One of my friends gave me the assignment to take photos of the hottest Italian men I saw around Italy and post them to my blog. As there is never a shortage of hot and obliging men in Italy, I completed the assignment in a single flirtatious afternoon. After my first steamy blog post, my female friends began asking if I had slept with any local homegrown Italians yet. As they say in Italian… “No.” At the time, I was still a strict sex-only-within-a-stunted-relationship type of woman.
I realized I needed to get with the times. I decided, “Dammit, I can go casually fuck an Italian man if I want to!” But, a few months of puttin’ out the vibe passed with no salami. On my last day in Italy, with zero Italian guy notches on my new Italian leather belt and my deadline looming, I went to dinner determined to bring someone home.
I went to one of my regular ristorantes in the Oltrano district, where my favorite waiter asked for my order by saying “Tell me everything” with a high-wattage smile. I’m a sucker for a great smile. And anyone who serves me.
A couple glasses of vino rosso, truffled burrata, and a bistecca later he was headed over to my place after closing. My Italian mama - the woman who owned the Villa where I was staying - politely tried to talk me out of my late night rendezvous. But this was my last night in town, and I was going to fuck an Italian while I was in Italy, and nobody was going to change my mind! So I ran across the street to meet him at the home of a good friend (who was out of town and cheering me on).
The sex was meh at best - starting with his razor stubble arms, chest and abdomen ripping up my skin. (Since when do Italian men shave their body hair?) But it was nearly game over when my shirt came off, and at the sight of my perky full tits, he gasped and exclaimed in a thick accent “Whooz da lucky boy?!”

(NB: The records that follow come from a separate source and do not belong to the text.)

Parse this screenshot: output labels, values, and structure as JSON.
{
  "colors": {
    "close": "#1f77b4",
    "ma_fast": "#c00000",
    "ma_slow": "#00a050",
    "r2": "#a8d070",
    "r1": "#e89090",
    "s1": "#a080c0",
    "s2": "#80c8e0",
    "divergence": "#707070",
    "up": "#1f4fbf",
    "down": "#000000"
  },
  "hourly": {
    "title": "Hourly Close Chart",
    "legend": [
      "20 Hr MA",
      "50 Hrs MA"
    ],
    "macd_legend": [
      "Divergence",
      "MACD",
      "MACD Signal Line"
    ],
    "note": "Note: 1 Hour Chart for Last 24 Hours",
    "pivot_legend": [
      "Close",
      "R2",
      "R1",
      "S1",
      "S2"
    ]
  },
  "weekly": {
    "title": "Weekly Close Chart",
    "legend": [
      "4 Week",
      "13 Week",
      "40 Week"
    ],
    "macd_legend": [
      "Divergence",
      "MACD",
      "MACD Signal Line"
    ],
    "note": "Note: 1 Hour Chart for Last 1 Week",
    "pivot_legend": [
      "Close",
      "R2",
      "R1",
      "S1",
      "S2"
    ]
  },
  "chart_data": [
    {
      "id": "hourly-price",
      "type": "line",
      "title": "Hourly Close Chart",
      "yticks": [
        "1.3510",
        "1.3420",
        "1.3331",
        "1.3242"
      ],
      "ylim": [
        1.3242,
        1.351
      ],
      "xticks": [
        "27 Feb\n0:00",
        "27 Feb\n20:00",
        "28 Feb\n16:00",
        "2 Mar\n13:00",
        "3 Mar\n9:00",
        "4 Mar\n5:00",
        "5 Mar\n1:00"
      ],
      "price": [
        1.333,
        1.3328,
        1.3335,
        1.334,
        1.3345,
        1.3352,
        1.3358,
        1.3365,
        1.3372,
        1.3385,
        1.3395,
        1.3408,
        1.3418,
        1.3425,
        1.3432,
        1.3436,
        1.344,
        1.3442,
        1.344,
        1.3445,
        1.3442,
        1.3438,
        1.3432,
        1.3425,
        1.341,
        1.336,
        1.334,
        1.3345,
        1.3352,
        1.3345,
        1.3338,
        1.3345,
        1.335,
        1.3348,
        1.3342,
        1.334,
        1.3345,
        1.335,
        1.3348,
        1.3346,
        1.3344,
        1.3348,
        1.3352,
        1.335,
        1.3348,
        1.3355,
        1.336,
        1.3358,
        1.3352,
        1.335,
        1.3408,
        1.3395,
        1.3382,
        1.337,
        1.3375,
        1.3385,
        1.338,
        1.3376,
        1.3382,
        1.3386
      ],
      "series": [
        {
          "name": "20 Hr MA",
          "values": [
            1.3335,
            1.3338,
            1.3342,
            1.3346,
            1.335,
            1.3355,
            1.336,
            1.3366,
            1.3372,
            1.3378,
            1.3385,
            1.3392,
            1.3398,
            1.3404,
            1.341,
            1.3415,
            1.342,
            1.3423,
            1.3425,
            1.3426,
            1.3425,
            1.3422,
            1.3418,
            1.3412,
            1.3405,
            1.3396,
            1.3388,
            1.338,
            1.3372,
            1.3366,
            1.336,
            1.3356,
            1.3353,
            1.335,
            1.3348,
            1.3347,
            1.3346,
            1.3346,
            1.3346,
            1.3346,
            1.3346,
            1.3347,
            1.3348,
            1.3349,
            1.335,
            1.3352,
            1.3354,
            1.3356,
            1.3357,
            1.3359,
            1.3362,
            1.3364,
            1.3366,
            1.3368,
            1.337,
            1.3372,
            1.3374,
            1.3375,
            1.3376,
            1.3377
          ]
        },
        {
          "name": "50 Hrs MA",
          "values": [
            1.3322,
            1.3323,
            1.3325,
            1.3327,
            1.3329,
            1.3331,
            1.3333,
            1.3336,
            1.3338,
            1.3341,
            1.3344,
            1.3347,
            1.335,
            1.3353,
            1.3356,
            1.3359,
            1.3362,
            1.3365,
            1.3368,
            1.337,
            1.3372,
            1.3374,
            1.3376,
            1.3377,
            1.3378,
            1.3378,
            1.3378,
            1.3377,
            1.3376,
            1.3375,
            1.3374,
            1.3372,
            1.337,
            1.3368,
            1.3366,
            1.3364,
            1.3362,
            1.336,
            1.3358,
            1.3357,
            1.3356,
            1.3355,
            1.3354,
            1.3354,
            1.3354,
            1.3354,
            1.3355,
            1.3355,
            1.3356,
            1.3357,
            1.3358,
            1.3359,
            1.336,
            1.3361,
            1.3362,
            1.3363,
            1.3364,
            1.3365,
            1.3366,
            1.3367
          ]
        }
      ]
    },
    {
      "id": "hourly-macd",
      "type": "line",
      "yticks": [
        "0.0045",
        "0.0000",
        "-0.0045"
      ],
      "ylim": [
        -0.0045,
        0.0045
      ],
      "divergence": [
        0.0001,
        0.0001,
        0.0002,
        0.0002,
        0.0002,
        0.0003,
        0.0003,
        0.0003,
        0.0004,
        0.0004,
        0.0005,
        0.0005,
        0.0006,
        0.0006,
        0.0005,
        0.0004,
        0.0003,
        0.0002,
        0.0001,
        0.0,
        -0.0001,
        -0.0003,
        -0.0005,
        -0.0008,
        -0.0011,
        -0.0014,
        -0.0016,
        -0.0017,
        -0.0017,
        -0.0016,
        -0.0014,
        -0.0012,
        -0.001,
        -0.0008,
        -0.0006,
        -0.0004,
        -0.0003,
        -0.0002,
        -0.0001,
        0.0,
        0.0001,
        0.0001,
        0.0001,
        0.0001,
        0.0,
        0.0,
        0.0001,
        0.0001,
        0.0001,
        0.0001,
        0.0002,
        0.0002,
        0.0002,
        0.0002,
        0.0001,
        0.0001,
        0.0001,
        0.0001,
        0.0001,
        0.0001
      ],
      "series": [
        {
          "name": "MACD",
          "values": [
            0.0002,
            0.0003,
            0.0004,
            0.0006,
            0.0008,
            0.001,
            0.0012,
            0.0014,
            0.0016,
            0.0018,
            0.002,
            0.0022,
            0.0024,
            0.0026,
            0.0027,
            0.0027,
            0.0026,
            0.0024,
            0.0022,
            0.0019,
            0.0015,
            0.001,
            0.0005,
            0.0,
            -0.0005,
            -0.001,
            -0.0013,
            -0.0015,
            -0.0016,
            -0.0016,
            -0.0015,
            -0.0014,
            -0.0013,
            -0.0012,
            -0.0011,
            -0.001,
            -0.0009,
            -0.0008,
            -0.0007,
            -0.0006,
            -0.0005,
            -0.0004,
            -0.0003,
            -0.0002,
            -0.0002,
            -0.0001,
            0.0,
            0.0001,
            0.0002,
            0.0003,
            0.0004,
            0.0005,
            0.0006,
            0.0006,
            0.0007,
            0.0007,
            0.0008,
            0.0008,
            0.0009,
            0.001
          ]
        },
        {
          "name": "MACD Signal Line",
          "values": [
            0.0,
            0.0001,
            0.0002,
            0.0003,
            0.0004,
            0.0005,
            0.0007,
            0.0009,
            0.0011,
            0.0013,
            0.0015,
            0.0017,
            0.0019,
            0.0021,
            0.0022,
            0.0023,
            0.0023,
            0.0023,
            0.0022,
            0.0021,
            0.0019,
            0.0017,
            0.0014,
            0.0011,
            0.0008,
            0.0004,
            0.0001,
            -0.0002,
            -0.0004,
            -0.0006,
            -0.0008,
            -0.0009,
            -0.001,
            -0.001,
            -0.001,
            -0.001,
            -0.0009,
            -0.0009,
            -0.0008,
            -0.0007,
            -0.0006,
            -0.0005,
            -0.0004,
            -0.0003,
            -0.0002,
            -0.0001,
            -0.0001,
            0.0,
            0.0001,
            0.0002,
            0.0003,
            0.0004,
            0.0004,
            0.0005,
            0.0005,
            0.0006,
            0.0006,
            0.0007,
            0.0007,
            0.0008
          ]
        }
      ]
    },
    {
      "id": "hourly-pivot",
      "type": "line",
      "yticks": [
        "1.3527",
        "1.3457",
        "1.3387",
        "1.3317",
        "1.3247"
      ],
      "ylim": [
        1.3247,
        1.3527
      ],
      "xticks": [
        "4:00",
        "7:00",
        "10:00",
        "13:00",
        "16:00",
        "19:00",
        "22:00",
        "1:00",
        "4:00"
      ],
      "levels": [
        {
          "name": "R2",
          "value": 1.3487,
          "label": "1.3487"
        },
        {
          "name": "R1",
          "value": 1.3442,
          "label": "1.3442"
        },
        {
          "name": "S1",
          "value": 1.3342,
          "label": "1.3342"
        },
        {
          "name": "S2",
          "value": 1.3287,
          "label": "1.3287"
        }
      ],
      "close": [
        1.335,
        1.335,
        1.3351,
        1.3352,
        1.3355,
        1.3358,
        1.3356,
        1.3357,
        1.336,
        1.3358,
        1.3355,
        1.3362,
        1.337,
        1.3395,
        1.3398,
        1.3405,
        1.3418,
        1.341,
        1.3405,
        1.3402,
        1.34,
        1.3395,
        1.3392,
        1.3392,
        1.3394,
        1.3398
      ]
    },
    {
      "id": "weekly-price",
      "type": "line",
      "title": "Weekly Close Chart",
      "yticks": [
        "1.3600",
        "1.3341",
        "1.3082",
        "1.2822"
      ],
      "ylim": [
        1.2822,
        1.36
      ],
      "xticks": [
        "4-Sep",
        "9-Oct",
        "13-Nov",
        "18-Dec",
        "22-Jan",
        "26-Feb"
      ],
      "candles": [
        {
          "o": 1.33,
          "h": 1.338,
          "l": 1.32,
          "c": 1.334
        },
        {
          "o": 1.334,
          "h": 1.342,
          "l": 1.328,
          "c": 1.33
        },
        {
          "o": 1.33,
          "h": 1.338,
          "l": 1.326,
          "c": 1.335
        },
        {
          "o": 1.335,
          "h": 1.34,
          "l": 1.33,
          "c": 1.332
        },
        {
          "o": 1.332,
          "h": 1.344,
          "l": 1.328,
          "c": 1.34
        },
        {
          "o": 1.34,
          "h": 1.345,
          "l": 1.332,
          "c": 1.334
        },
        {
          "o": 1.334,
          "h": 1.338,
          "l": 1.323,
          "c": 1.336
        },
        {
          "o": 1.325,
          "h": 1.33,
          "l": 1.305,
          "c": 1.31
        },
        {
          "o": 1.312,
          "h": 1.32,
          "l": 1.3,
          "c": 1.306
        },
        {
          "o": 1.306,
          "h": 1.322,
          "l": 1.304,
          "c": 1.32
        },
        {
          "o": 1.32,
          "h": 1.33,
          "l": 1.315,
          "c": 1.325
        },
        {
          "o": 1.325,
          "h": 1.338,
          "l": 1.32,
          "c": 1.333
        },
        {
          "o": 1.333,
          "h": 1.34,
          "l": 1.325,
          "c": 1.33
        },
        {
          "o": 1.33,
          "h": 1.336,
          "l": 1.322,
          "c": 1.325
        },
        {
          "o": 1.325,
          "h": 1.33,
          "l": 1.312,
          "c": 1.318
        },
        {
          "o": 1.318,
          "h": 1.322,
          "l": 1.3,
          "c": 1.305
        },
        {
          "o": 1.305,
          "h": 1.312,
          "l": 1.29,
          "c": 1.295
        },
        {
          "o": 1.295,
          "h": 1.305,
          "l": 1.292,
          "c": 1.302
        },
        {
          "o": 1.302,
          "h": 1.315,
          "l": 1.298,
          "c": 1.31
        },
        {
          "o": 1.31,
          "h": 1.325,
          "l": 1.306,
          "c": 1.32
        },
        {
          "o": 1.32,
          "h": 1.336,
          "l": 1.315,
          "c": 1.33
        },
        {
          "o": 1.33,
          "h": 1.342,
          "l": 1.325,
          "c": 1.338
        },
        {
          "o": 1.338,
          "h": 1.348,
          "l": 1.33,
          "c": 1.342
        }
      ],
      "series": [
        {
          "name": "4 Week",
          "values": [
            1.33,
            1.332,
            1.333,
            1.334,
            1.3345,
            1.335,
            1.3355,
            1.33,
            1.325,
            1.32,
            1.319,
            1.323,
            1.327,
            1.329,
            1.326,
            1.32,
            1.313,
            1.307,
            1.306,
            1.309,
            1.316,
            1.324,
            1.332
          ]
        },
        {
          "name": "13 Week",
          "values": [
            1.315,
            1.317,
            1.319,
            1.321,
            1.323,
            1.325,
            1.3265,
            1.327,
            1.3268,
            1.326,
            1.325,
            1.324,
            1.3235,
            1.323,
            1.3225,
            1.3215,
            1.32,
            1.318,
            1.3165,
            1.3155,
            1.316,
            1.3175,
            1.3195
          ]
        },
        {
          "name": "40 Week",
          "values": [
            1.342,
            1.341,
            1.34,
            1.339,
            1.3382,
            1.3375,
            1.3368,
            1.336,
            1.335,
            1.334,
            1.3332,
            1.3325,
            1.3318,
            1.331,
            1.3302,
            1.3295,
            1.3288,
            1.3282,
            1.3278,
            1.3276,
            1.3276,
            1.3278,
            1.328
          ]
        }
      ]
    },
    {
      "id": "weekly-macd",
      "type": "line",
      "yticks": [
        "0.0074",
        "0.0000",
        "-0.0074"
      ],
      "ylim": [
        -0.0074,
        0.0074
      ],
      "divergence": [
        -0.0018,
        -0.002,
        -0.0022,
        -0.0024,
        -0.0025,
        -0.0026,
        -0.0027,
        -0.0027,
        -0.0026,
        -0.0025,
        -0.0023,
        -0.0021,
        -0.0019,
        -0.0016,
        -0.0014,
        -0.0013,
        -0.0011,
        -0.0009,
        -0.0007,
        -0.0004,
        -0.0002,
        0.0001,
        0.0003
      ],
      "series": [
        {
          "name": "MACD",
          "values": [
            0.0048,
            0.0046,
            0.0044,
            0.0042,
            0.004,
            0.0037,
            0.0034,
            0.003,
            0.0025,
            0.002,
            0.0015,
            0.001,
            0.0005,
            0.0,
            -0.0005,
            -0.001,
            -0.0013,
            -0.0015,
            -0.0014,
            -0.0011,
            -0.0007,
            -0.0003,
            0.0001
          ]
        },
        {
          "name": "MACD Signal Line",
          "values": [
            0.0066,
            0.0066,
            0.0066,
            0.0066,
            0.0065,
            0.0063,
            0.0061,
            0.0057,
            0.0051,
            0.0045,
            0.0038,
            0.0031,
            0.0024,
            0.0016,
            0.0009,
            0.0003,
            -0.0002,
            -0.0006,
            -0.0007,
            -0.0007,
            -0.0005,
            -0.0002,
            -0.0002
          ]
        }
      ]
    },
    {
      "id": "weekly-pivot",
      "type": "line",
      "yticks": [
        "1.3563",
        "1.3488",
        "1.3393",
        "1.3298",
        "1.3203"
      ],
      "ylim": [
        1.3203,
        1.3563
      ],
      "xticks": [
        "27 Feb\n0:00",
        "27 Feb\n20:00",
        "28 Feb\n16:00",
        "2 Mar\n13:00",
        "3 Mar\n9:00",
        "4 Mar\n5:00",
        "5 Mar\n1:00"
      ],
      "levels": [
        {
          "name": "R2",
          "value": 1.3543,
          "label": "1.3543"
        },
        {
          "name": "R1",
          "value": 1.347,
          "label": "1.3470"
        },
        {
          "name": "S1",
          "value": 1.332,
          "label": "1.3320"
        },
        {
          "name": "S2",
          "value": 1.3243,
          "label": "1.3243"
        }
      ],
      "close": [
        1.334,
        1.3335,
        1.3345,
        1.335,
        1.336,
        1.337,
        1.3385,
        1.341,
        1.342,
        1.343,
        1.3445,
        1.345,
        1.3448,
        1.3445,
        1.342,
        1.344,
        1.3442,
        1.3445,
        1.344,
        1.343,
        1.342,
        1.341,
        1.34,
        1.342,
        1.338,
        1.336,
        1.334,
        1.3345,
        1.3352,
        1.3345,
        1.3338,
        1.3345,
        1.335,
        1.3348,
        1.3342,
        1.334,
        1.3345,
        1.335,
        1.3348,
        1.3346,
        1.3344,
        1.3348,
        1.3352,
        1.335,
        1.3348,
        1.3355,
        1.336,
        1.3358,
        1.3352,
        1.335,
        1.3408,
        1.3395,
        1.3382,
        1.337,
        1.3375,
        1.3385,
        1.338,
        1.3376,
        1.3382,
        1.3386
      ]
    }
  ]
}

From then on, the smile I had loved looked like a geeky, too-eager man-boy about to eat a plate of homemade gnocci. But I let it slide and redirected to insisting on a condom. He tried twice to be sly and take it off. Ugh. I should’ve kicked him out right there. Instead, I insisted he put on another and sped things up to let him finish and fall asleep. While I went out on the patio solo to finish myself, and a glass of wine, in the nighttime air to savor the remainder of my last night in Italy.
The next morning, with great enthusiasm, he tried to get laid again. No grazie. I gotta go. I walked him to his bus stop while we chatted a bit, and thought: Well you did it, you had casual sex with an Italian. They can't all be great. As his bus approached, I asked “By the way, where in Italy are you from?” To which he proudly exclaimed: “Albania!”